Если я лишена возможности коснуться плеча своего мужчины, положить подбородок ему на плечо, я начинаю очень остро и болезненно страдать. Одиночество настоящее, когда я действительно одна, вдохновляет. Но вот это необъяснимое, мучительное, какое-то загнанное, воспаленное одиночество в непреодолимом сантиметре от близкого человека убивает душу. И потом. Я что-то не поняла, что за манера. Я тут что, прокаженная, неприкасаемая, не имеющая права приближаться к белому человеку? Ты это брось…

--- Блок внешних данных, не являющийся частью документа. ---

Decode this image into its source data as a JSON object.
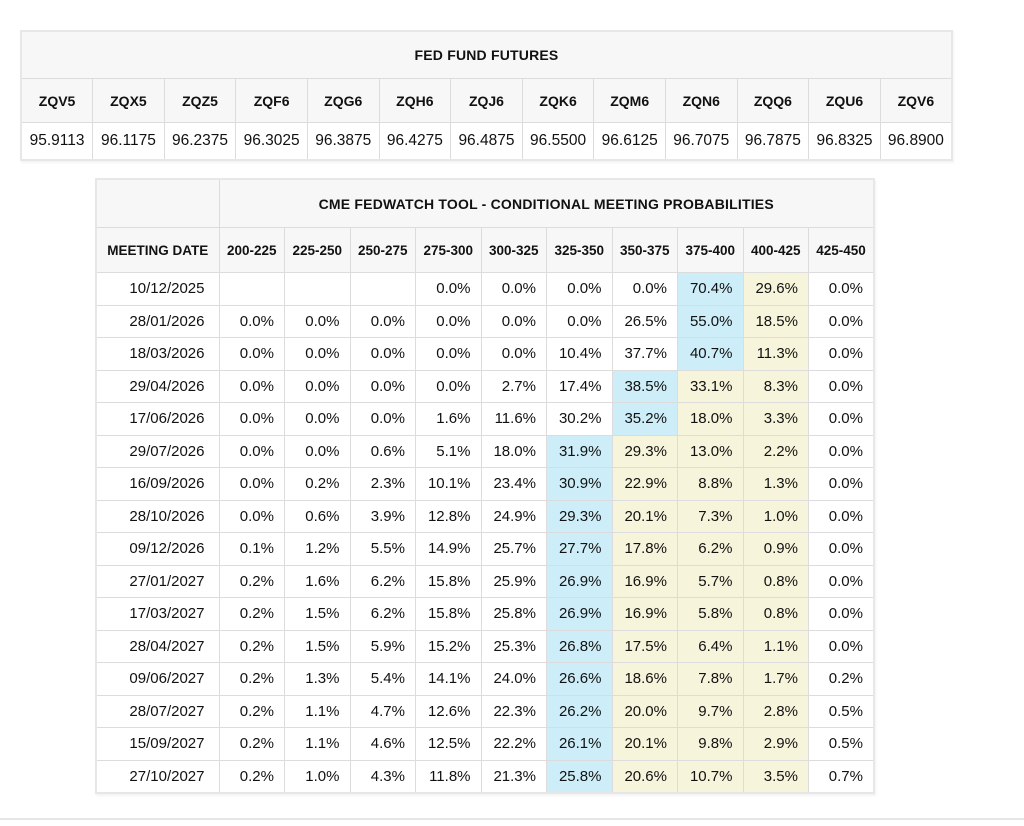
{
  "colors": {
    "highlight_blue": "#cdeef8",
    "highlight_yellow": "#f6f4da",
    "header_bg": "#f7f7f7",
    "grid_border": "#dcdcdc"
  },
  "futures_table": {
    "title": "FED FUND FUTURES",
    "contracts": [
      "ZQV5",
      "ZQX5",
      "ZQZ5",
      "ZQF6",
      "ZQG6",
      "ZQH6",
      "ZQJ6",
      "ZQK6",
      "ZQM6",
      "ZQN6",
      "ZQQ6",
      "ZQU6",
      "ZQV6"
    ],
    "prices": [
      "95.9113",
      "96.1175",
      "96.2375",
      "96.3025",
      "96.3875",
      "96.4275",
      "96.4875",
      "96.5500",
      "96.6125",
      "96.7075",
      "96.7875",
      "96.8325",
      "96.8900"
    ]
  },
  "fedwatch_table": {
    "title": "CME FEDWATCH TOOL - CONDITIONAL MEETING PROBABILITIES",
    "date_header": "MEETING DATE",
    "rate_headers": [
      "200-225",
      "225-250",
      "250-275",
      "275-300",
      "300-325",
      "325-350",
      "350-375",
      "375-400",
      "400-425",
      "425-450"
    ],
    "rows": [
      {
        "date": "10/12/2025",
        "values": [
          "",
          "",
          "",
          "0.0%",
          "0.0%",
          "0.0%",
          "0.0%",
          "70.4%",
          "29.6%",
          "0.0%"
        ],
        "styles": [
          "",
          "",
          "",
          "",
          "",
          "",
          "",
          "blue",
          "yellow",
          ""
        ]
      },
      {
        "date": "28/01/2026",
        "values": [
          "0.0%",
          "0.0%",
          "0.0%",
          "0.0%",
          "0.0%",
          "0.0%",
          "26.5%",
          "55.0%",
          "18.5%",
          "0.0%"
        ],
        "styles": [
          "",
          "",
          "",
          "",
          "",
          "",
          "",
          "blue",
          "yellow",
          ""
        ]
      },
      {
        "date": "18/03/2026",
        "values": [
          "0.0%",
          "0.0%",
          "0.0%",
          "0.0%",
          "0.0%",
          "10.4%",
          "37.7%",
          "40.7%",
          "11.3%",
          "0.0%"
        ],
        "styles": [
          "",
          "",
          "",
          "",
          "",
          "",
          "",
          "blue",
          "yellow",
          ""
        ]
      },
      {
        "date": "29/04/2026",
        "values": [
          "0.0%",
          "0.0%",
          "0.0%",
          "0.0%",
          "2.7%",
          "17.4%",
          "38.5%",
          "33.1%",
          "8.3%",
          "0.0%"
        ],
        "styles": [
          "",
          "",
          "",
          "",
          "",
          "",
          "blue",
          "yellow",
          "yellow",
          ""
        ]
      },
      {
        "date": "17/06/2026",
        "values": [
          "0.0%",
          "0.0%",
          "0.0%",
          "1.6%",
          "11.6%",
          "30.2%",
          "35.2%",
          "18.0%",
          "3.3%",
          "0.0%"
        ],
        "styles": [
          "",
          "",
          "",
          "",
          "",
          "",
          "blue",
          "yellow",
          "yellow",
          ""
        ]
      },
      {
        "date": "29/07/2026",
        "values": [
          "0.0%",
          "0.0%",
          "0.6%",
          "5.1%",
          "18.0%",
          "31.9%",
          "29.3%",
          "13.0%",
          "2.2%",
          "0.0%"
        ],
        "styles": [
          "",
          "",
          "",
          "",
          "",
          "blue",
          "yellow",
          "yellow",
          "yellow",
          ""
        ]
      },
      {
        "date": "16/09/2026",
        "values": [
          "0.0%",
          "0.2%",
          "2.3%",
          "10.1%",
          "23.4%",
          "30.9%",
          "22.9%",
          "8.8%",
          "1.3%",
          "0.0%"
        ],
        "styles": [
          "",
          "",
          "",
          "",
          "",
          "blue",
          "yellow",
          "yellow",
          "yellow",
          ""
        ]
      },
      {
        "date": "28/10/2026",
        "values": [
          "0.0%",
          "0.6%",
          "3.9%",
          "12.8%",
          "24.9%",
          "29.3%",
          "20.1%",
          "7.3%",
          "1.0%",
          "0.0%"
        ],
        "styles": [
          "",
          "",
          "",
          "",
          "",
          "blue",
          "yellow",
          "yellow",
          "yellow",
          ""
        ]
      },
      {
        "date": "09/12/2026",
        "values": [
          "0.1%",
          "1.2%",
          "5.5%",
          "14.9%",
          "25.7%",
          "27.7%",
          "17.8%",
          "6.2%",
          "0.9%",
          "0.0%"
        ],
        "styles": [
          "",
          "",
          "",
          "",
          "",
          "blue",
          "yellow",
          "yellow",
          "yellow",
          ""
        ]
      },
      {
        "date": "27/01/2027",
        "values": [
          "0.2%",
          "1.6%",
          "6.2%",
          "15.8%",
          "25.9%",
          "26.9%",
          "16.9%",
          "5.7%",
          "0.8%",
          "0.0%"
        ],
        "styles": [
          "",
          "",
          "",
          "",
          "",
          "blue",
          "yellow",
          "yellow",
          "yellow",
          ""
        ]
      },
      {
        "date": "17/03/2027",
        "values": [
          "0.2%",
          "1.5%",
          "6.2%",
          "15.8%",
          "25.8%",
          "26.9%",
          "16.9%",
          "5.8%",
          "0.8%",
          "0.0%"
        ],
        "styles": [
          "",
          "",
          "",
          "",
          "",
          "blue",
          "yellow",
          "yellow",
          "yellow",
          ""
        ]
      },
      {
        "date": "28/04/2027",
        "values": [
          "0.2%",
          "1.5%",
          "5.9%",
          "15.2%",
          "25.3%",
          "26.8%",
          "17.5%",
          "6.4%",
          "1.1%",
          "0.0%"
        ],
        "styles": [
          "",
          "",
          "",
          "",
          "",
          "blue",
          "yellow",
          "yellow",
          "yellow",
          ""
        ]
      },
      {
        "date": "09/06/2027",
        "values": [
          "0.2%",
          "1.3%",
          "5.4%",
          "14.1%",
          "24.0%",
          "26.6%",
          "18.6%",
          "7.8%",
          "1.7%",
          "0.2%"
        ],
        "styles": [
          "",
          "",
          "",
          "",
          "",
          "blue",
          "yellow",
          "yellow",
          "yellow",
          ""
        ]
      },
      {
        "date": "28/07/2027",
        "values": [
          "0.2%",
          "1.1%",
          "4.7%",
          "12.6%",
          "22.3%",
          "26.2%",
          "20.0%",
          "9.7%",
          "2.8%",
          "0.5%"
        ],
        "styles": [
          "",
          "",
          "",
          "",
          "",
          "blue",
          "yellow",
          "yellow",
          "yellow",
          ""
        ]
      },
      {
        "date": "15/09/2027",
        "values": [
          "0.2%",
          "1.1%",
          "4.6%",
          "12.5%",
          "22.2%",
          "26.1%",
          "20.1%",
          "9.8%",
          "2.9%",
          "0.5%"
        ],
        "styles": [
          "",
          "",
          "",
          "",
          "",
          "blue",
          "yellow",
          "yellow",
          "yellow",
          ""
        ]
      },
      {
        "date": "27/10/2027",
        "values": [
          "0.2%",
          "1.0%",
          "4.3%",
          "11.8%",
          "21.3%",
          "25.8%",
          "20.6%",
          "10.7%",
          "3.5%",
          "0.7%"
        ],
        "styles": [
          "",
          "",
          "",
          "",
          "",
          "blue",
          "yellow",
          "yellow",
          "yellow",
          ""
        ]
      }
    ]
  }
}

Он не просто не позволял мне касаться себя. Кто-то любит, кто-то позволяет себя любить. Но он был невыносим. Он ведь даже не позволял. А я по-другому не умею…

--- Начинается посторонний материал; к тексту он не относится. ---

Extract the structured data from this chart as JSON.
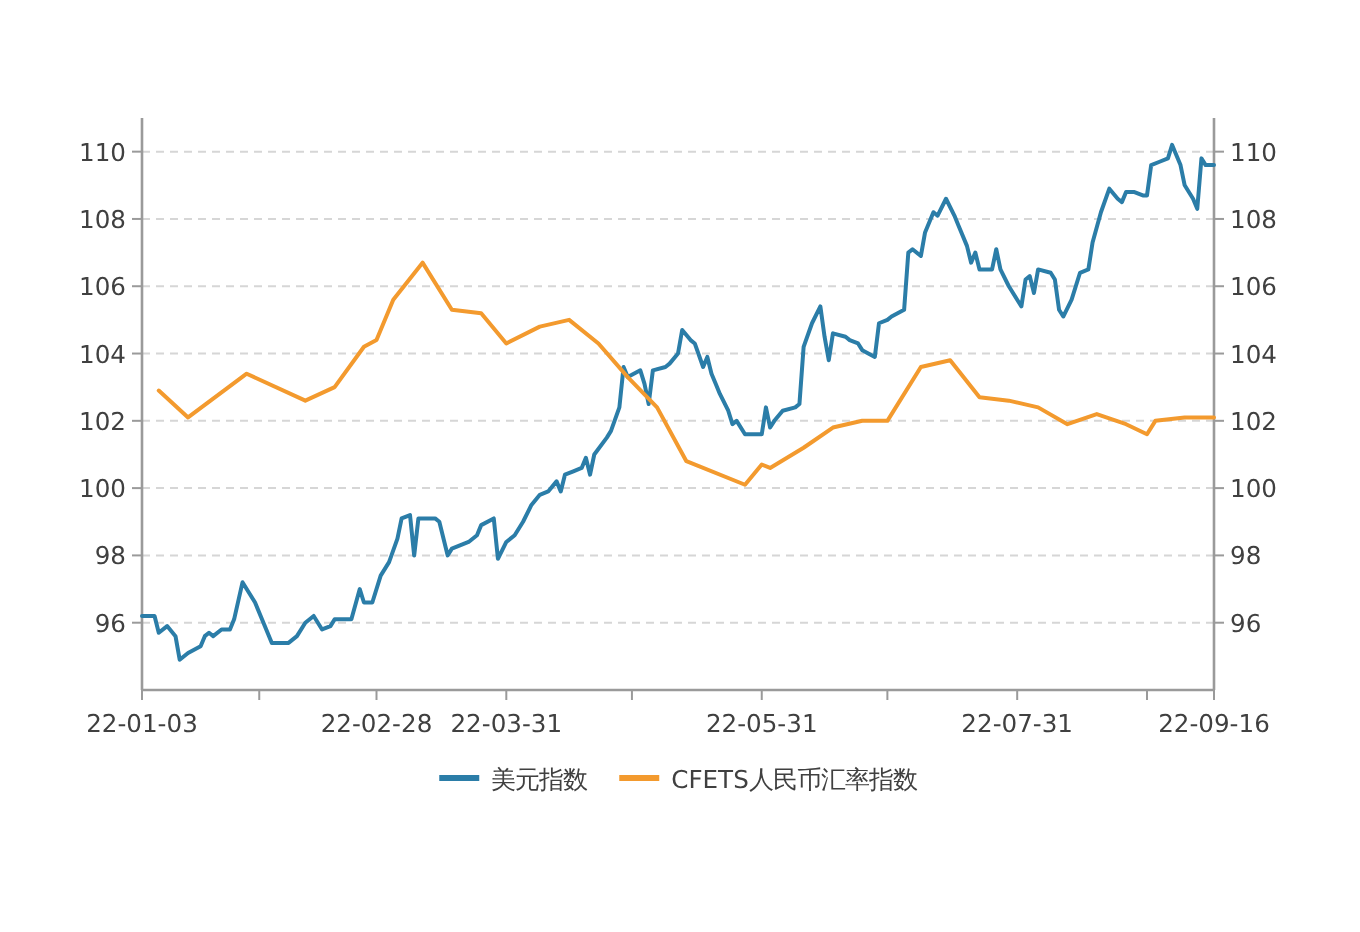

…Если что-то не устраивает, почему бы не уйти? Когда я что терпела? Но уйти, просто презрительно перешагнув, небрежно поведя плечом, не было уже никакой возможности. Он засел в мозгу, как неистребимый знак вопроса.

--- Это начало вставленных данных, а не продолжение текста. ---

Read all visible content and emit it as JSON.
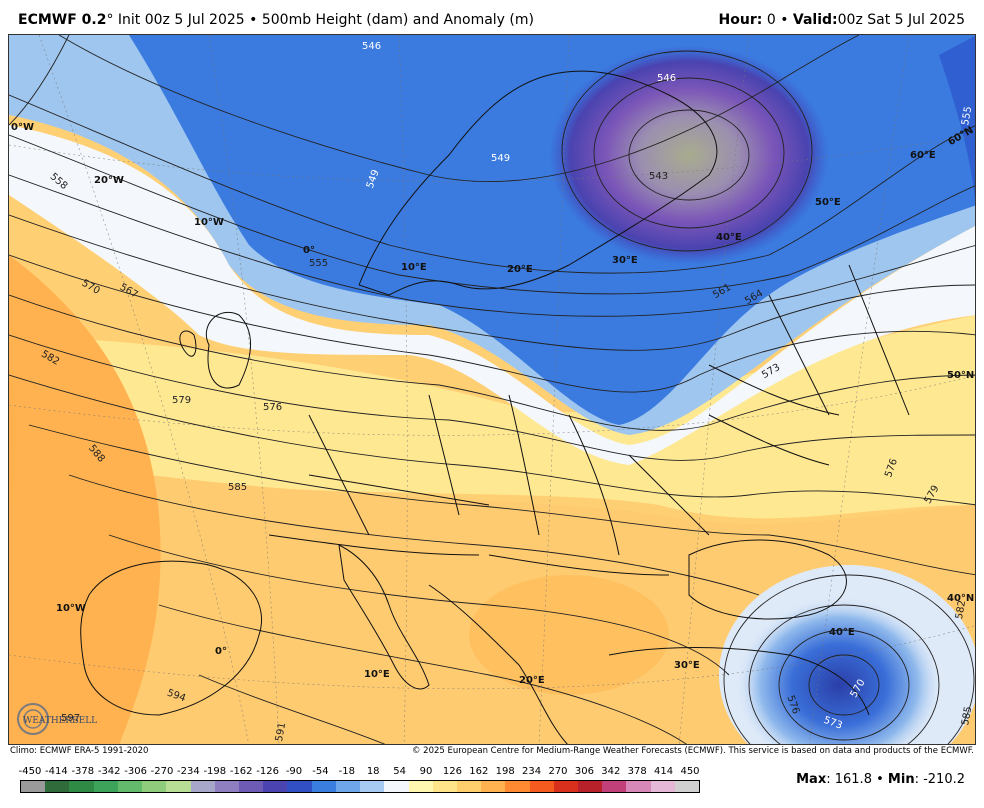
{
  "header": {
    "model": "ECMWF 0.2",
    "degree": "°",
    "init": "Init 00z 5 Jul 2025",
    "bullet": "•",
    "product": "500mb Height (dam) and Anomaly (m)",
    "hour_label": "Hour:",
    "hour_value": "0",
    "valid_label": "Valid:",
    "valid_value": "00z Sat 5 Jul 2025"
  },
  "map": {
    "lon_labels": [
      "0°W",
      "20°W",
      "10°W",
      "0°",
      "10°E",
      "20°E",
      "30°E",
      "40°E",
      "50°E",
      "60°E",
      "10°W",
      "0°",
      "10°E",
      "20°E",
      "30°E",
      "40°E"
    ],
    "lat_labels": [
      "60°N",
      "50°N",
      "40°N"
    ],
    "contour_labels": [
      "546",
      "549",
      "549",
      "546",
      "543",
      "555",
      "558",
      "570",
      "567",
      "582",
      "579",
      "576",
      "588",
      "585",
      "561",
      "564",
      "573",
      "576",
      "579",
      "582",
      "594",
      "597",
      "591",
      "576",
      "570",
      "573",
      "585",
      "555"
    ],
    "colors": {
      "deep_blue": "#2f3fb8",
      "blue": "#3b7be0",
      "light_blue": "#9fc6ef",
      "white": "#f4f7fb",
      "yellow": "#fff3a6",
      "light_orange": "#ffd27a",
      "orange": "#ffae48",
      "dark_orange": "#ff7a24",
      "purple": "#7b56b8",
      "olive": "#a9ac8e"
    }
  },
  "credits": {
    "climo": "Climo: ECMWF ERA-5 1991-2020",
    "copyright": "© 2025 European Centre for Medium-Range Weather Forecasts (ECMWF). This service is based on data and products of the ECMWF."
  },
  "logo": {
    "text": "WEATHERBELL"
  },
  "colorbar": {
    "labels": [
      "-450",
      "-414",
      "-378",
      "-342",
      "-306",
      "-270",
      "-234",
      "-198",
      "-162",
      "-126",
      "-90",
      "-54",
      "-18",
      "18",
      "54",
      "90",
      "126",
      "162",
      "198",
      "234",
      "270",
      "306",
      "342",
      "378",
      "414",
      "450"
    ],
    "colors": [
      "#9a9a9a",
      "#2f6b3b",
      "#2f8a46",
      "#3ea35a",
      "#63b96c",
      "#8fcc7c",
      "#b8dd94",
      "#a7a7c9",
      "#8f7fc0",
      "#6e5bb5",
      "#4a43b0",
      "#3150c4",
      "#3a7ee0",
      "#6fa8ea",
      "#a6caf2",
      "#f3f6fb",
      "#fff6b0",
      "#ffe48a",
      "#ffcf6e",
      "#ffb24f",
      "#ff8a32",
      "#f55a1f",
      "#d8301c",
      "#b8202a",
      "#c2407a",
      "#d888b8",
      "#e6b8d8",
      "#d0d0d0"
    ]
  },
  "stats": {
    "max_label": "Max",
    "max_value": ": 161.8",
    "bullet": "•",
    "min_label": "Min",
    "min_value": ": -210.2"
  }
}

Когда он начинал избавляться от меня, изгоняя из своей жизни, я впадала в отчаяние. Просто до слез. Я была ребенком, которому дали самую восхитительную игрушку. А потом вырвали ее из рук…
Ровно три года разницы в возрасте. Но между нами была пропасть величиной в целую жизнь…
В нем было слишком много холодной, надменной, опасной тайны. Слишком блестящий мужчина, загадочный, как нож какой-то неведомой заточки. Можно положить жизнь на то, чтобы разгадать секрет изготовления такой стали… Это была Брестская крепость, очаг сопротивления, который сидит в общей картине твоего наступления как заноза. На который можно закрыть глаза.
Я даже не знала, с какой стороны подойти к разгадке, глядя на этот слишком гордый отстраненный профиль. Рядом с этим человеком я была всего лишь тенью. Значит, надо действительно стать его тенью. Просто держаться рядом и ждать. Когда случай нечаянно даст мне в руки нить, за которую я размотаю этот клубок…
А еще… Я просто больше не хотела быть одна. Я устала. А он… Он — самый лютый. И я хочу, чтобы он был моим хозяином. А я — я просто замру и затихну под хозяйской рукой.
Самый ложный путь из всех, какие я могла придумать…
Так Соловей попал в мои кошачьи лапы. Я его не обижала. Это он постоянно клевался, ругался и брыкался. Он был совершенно неправильной любимой игрушкой…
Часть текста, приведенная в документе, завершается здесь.